春達が二人で教室に入ると、龍太と浩以外はざわついた。やはり、いままで来てなかった桐間が来たこともだが、春と笑いながら入ってきた桐間に驚いたのだ。そのことには、龍太と浩も驚いたのだが。
 桐間が席に座ると、春はそれを安心したように見届けた。それを見て今まで固まっていた龍太もうってかわって、にやにやと笑いながら、桐間に近付き、桐間の前の席に腰をかける。桐間は相変わらず春以外には一緒の態度で接するようだ。

「きりまくん、おはよう〜」
「……」

 案の定、無視しながら、カバンから教科書を出す桐間に、分かるくらいに龍太の笑顔にひびが入った。そんな龍太を、こりないな、と浩が苦笑いしながら引っ張る。周りはまだ、ざわついていたが、その話題の的の本人は気にしていないようだ。
 春はカバンを机におくと、先ほど龍太の座った席に座り、桐間に笑いかけた。

「一番後ろっていいなー!」
「…まぁな」

 いままで重く口を閉じていた桐間が口を開いたと、クラスが注目する。春は何者なんだ、まずあいつもなんなんだ、皆が思った瞬間だった。

 その二人を見て、龍太は机に座りながら足をくんだ。隣の椅子に座っている浩の肩に手を掛けて、指をさした。

「よかったじゃんな、しゅんのやつ。」
「ああ」

 浩は下を向きながら笑う。予想外の反応だった。
 龍太は浩の顔を見て、あからさまに驚いた顔をする。浩は不思議そうに、龍太をのぞきこんだ。

「なんだ?」
「浩は、しゅんのこともういいのか」

 浩が春を好きだったことは知らないが、ひどく執着していたのは知っている龍太は、今の状況を父親のように嬉しそうに見ている浩に驚いたのだ。浩は机に手をかけた。

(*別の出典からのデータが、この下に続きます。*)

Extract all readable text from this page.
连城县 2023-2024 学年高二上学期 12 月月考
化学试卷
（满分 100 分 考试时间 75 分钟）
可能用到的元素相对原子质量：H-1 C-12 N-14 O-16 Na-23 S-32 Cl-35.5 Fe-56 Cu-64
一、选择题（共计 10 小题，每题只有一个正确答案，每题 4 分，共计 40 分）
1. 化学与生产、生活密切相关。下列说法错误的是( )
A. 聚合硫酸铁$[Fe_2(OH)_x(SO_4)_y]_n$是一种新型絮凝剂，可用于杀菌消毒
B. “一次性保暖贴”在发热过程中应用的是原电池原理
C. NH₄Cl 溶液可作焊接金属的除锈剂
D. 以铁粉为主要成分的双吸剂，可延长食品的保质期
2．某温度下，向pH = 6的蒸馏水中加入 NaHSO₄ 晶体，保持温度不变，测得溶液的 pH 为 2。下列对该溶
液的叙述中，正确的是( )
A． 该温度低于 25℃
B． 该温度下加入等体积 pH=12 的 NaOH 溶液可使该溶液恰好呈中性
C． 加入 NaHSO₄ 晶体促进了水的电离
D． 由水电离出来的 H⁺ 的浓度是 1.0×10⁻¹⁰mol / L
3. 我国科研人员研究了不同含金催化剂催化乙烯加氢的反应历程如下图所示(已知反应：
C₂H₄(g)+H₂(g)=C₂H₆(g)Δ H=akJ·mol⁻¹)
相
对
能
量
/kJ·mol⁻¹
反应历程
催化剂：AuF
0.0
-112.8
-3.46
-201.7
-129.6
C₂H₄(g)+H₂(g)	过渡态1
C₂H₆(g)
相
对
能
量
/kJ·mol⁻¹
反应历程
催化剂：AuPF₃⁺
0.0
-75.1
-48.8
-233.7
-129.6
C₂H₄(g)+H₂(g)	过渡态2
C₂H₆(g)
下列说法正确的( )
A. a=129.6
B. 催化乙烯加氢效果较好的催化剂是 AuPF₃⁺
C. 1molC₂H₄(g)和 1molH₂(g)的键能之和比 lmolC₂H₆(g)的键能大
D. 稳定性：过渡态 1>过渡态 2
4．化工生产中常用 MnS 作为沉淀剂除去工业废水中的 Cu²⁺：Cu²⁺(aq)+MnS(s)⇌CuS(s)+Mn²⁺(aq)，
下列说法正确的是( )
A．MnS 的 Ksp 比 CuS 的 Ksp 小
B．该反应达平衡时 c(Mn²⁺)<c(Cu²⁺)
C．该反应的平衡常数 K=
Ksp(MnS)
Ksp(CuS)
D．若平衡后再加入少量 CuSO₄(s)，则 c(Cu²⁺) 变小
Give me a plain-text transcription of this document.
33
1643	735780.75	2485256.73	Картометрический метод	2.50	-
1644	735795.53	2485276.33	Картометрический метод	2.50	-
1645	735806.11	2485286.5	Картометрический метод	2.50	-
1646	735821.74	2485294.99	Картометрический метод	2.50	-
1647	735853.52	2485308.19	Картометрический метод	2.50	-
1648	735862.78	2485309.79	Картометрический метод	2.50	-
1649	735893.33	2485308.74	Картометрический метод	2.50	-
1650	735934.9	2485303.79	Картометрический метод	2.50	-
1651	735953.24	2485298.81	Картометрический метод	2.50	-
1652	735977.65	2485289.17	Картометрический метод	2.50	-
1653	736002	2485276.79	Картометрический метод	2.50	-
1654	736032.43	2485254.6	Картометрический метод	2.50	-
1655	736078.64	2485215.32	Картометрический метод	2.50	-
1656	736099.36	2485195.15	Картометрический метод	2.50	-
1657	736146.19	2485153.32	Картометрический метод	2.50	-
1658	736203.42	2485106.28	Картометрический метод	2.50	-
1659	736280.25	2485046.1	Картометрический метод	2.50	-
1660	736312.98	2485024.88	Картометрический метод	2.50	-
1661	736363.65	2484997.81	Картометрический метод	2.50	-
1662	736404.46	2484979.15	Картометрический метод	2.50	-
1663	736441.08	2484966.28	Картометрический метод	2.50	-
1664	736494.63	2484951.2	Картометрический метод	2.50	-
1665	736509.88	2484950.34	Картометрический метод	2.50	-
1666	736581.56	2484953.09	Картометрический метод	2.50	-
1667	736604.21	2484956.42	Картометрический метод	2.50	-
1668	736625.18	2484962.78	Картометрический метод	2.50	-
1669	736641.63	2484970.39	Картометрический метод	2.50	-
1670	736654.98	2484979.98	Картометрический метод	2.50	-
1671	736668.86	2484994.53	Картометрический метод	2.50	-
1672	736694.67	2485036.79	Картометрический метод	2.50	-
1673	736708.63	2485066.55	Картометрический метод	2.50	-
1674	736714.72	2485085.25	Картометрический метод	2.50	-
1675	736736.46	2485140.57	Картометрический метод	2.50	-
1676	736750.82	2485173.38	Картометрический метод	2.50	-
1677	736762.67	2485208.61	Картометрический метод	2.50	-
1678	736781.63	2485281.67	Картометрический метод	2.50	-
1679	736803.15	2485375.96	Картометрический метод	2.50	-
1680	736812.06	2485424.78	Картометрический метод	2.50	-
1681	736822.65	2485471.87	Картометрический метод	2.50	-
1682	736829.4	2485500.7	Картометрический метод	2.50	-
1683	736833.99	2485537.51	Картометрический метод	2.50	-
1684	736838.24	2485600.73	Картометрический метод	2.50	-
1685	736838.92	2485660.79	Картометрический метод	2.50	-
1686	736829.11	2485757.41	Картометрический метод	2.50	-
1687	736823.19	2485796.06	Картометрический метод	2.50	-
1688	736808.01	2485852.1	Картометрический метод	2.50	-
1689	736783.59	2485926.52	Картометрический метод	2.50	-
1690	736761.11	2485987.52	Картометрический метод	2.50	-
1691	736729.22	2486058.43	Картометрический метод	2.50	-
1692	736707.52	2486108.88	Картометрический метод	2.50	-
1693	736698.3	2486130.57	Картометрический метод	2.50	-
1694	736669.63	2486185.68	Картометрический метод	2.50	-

「俺は春を見守る、だけど手出しはしない。春にはもう俺はいらないから。依存も、もうしないようにしたんだ」

 言う浩は悲しげもなく、心から笑っていて、龍太は戸惑いを見せる。この前と違う反応に、どうしていいかわからないからだ。組んだ足をおろし、ぶらぶらさせながら、龍太は曖昧な返事をした。
 そんな龍太を浩はおかしそうに笑いながら、肘を立てて顔を置くと、また二人を見る。

「あの二人を見て、思った」
「ん?」
「居た時間って関係ないんだな。俺はお前ともっと仲良くしたいと思った。なぁ、」

 「龍太」、浩の口から発せられた自分の名前に、龍太はしばらくして、嬉しそうに目を細めるのだった。